Il costo di questo ritardo: competitività a rischio
Il ritardo nell'adozione di intelligenza artificiale avanzata ha conseguenze dirette e tangibili, soprattutto in un contesto globale sempre più competitivo. Paesi come la Cina e gli Stati Uniti stanno investendo miliardi di dollari in IA, sviluppando tecnologie all'avanguardia che stanno trasformando i loro sistemi produttivi e di servizio. L’Italia e l’Europa, invece, rischiano di rimanere indietro, incapaci di competere alla pari con queste potenze. L'Europa, in generale, ha il potenziale per essere un leader globale nell'IA, ma questo sarà possibile solo se saprà superare le barriere normative e culturali che la frenano. Il rischio è che i migliori talenti, incapaci di esprimere il proprio potenziale in un contesto così limitante, decidano di trasferirsi all'estero, contribuendo ulteriormente all’arretramento competitivo del continente.
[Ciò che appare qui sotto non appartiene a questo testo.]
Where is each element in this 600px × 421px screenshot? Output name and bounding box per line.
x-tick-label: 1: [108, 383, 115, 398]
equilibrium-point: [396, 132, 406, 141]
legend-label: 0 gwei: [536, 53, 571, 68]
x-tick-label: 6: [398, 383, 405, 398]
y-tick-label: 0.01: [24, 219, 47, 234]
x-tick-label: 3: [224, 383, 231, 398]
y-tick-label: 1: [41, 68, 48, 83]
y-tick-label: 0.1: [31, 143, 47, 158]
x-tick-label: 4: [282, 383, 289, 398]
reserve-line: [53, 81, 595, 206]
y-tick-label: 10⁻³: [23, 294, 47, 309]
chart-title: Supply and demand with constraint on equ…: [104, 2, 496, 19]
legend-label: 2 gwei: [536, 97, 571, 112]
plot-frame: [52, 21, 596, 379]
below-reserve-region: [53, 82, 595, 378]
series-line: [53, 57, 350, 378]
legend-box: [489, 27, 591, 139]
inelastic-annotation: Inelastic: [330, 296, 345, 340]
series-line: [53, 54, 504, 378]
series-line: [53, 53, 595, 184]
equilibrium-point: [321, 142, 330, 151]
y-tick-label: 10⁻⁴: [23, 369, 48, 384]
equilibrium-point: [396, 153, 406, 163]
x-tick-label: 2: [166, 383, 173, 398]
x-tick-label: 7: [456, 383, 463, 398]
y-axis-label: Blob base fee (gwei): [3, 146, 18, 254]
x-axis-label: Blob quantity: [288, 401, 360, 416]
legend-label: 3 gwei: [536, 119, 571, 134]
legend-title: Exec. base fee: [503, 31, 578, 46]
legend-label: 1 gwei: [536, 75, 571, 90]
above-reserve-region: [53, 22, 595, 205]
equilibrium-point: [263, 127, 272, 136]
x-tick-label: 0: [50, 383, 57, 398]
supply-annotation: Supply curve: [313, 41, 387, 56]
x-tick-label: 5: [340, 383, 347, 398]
L’urgenza di un cambio di rotta
È evidente che, per recuperare il ritardo nell'adozione di IA, sia in Italia che in Europa, sia necessaria una svolta radicale. Da un lato, le istituzioni devono snellire i processi burocratici e rivedere le normative per favorire l’innovazione, senza compromettere la sicurezza e la privacy. Dall'altro lato, le aziende e i governi devono riconoscere l’importanza dell’IA e promuovere una cultura del cambiamento, incentivando l’adozione di tecnologie avanzate. La modalità avanzata di ChatGPT e strumenti simili potrebbero rivoluzionare interi settori economici, ma per farlo serve un ambiente normativo flessibile e un’infrastruttura adeguata. Continuare a rimandare questa trasformazione equivale a condannare l'Europa a un ruolo marginale nello sviluppo tecnologico globale, con conseguenze devastanti per la crescita economica, l’occupazione e la competitività. In definitiva, è giunto il momento che l’Italia e l’Europa prendano consapevolezza del rischio di restare indietro e agiscano con decisione per colmare questo gap, abbracciando con coraggio le opportunità offerte dall'intelligenza artificiale.
La locomotiva non si fermerà
Il nuovo paradigma dell’IA di “ChatGPT-o1” prevede una IA che valuti i suoi risultati e scelga i migliori scenari per dare una risposta. Invece di inserire un modello all’interno per tutelare i diritti (ossia un modello obbligato che valuti la liceità delle risposte) l’UE si ferma a problemi di privacy che sono limitanti e inattuabili visto che tutte le risorse utilizzate dalle IA sono fornite dagli utenti e sono liberamente disponibili sul WEB. La nuova IA (che ricordiamo è arrivata al livello di un dottorando universitario e di cui esiste un modello presentato al ministero della difesa americano) interagisce con le persone fornendo risposte ragionate proprio come farebbe un cervello umano, e siamo solo all’inizio. Similmente, la guida autonoma conferisce sicurezza ai trasporti e invece di essere incentivata come metodo per salvare vite umane è ghettizzata come rischio: ma quando un ABS non riesce a frenare a chi diamo la colpa? Al sistema o a qualcun altro? La locomotiva è partita e abbiamo due scelte: provare inutilmente a bloccarla o governarla inserendo un’amministrazione intelligente al suo interno. Ad oggi, continuiamo a percorrere la strada sbagliata.